Freiwillig können Grundschulen nach dem Entwurf schon am 1. August 2012 mit dem gemeinsamen Unterricht von behinderten und nichtbehinderten Kindern beginnen. CDU und Liberale betonten, dass die Inklusionin Niedersachsen nicht bei Null beginne. So unterrichten bereits Sonderpädagogen an 35 Prozent der Grundschulen. Die Zahl der Integrationsklassen stieg demnach in den vergangenen acht Jahren von 230 auf mehr als 400 Klassen.

Neu ist nun ein Punkt, auf den Eltern lange gewartet haben. Bisher konnte ihren Kindern der Besuch der regulären Schule verweigert werden - etwa mit dem Hinweis darauf, dass für die Integration eines beeinträchtigten Schülers geeignete Lehrer fehlten.

Im Jahr 2013 soll es nun in jeder Kommune mindestens eine inklusiveSchule geben. 2018 sollen dann an allen Schulen selbstverständlich behinderte und nichtbehinderte Kinder gemeinsam unterrichtet werden, wie es eine UN-Konvention fordert.

Kultusminister Bernd Althusmann (CDU) sagte: "Es ist eine riesige Investition in Bildung." Knapp 1000 Lehrerstellen sollen geschaffen werden, die Kosten belaufen sich auf knapp 45 Millionen Euro.

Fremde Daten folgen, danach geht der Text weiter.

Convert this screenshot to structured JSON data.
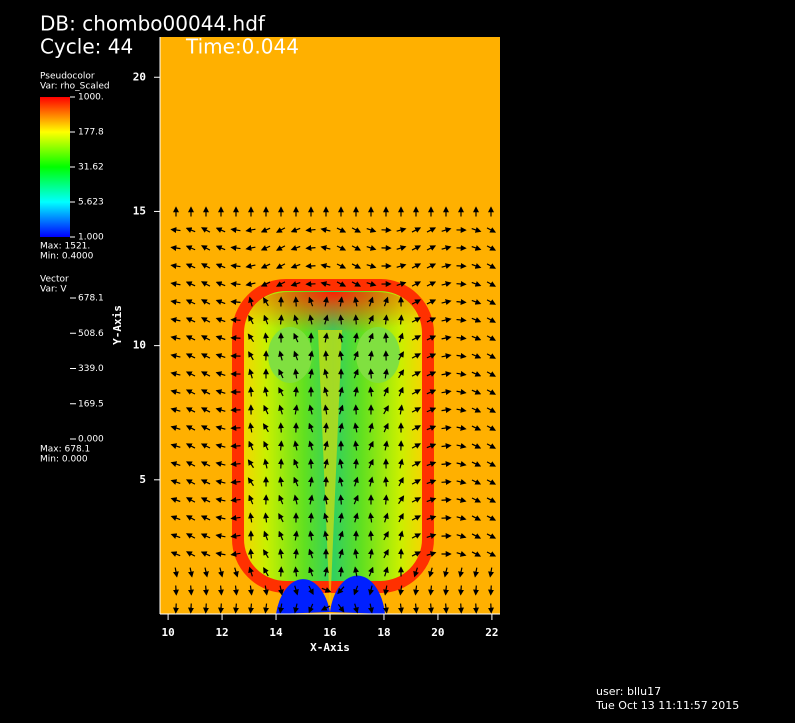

Die IGS Roderbruch in Hannover besuchen etwa 60 Schüler mit Handicap, davon etwa zehn Rollstuhlfahrer. "Es tut allen Kindern gut. Man lernt Rücksichtnahme", sagte die Ergotherapeutin Undine Bruns.

Die 15-jährige Maike Schwuchow, die wegen einer Glasknochenkrankheit im Rollstuhl sitzt, fühlt sich wohl an der barrierefreien Schule. Manche beeinträchtigte Kinder seien allerdings an der IGS mit ihren 1900 Schülern überfordert, sagte Therapeutin Bruns. Es gehe immer darum, für das einzelne Kind zu entscheiden. Deshalb sei der Erhalt der Förderschulen, wie ihn das Gesetz vorsieht, sinnvoll.

Die Opposition kritisierte hingegen den Gesetzentwurf als enttäuschend. "Mit der Möglichkeit, als "Ultima Ratio" ein Kind zwangsweise an eine Förderschule zu überweisen, bleibt der Elternwille ausgehebelt", sagte SPD-Schulexpertin Frauke Heiligenstadt.

Die Grünen-Abgeordnete Ina Korter bemängelte den Erhalt der Förderschulen. "Damit wird eine Doppelstruktur geschaffen, die extrem teuer ist", sagte sie. Auch von der Linksfraktion kam Kritik.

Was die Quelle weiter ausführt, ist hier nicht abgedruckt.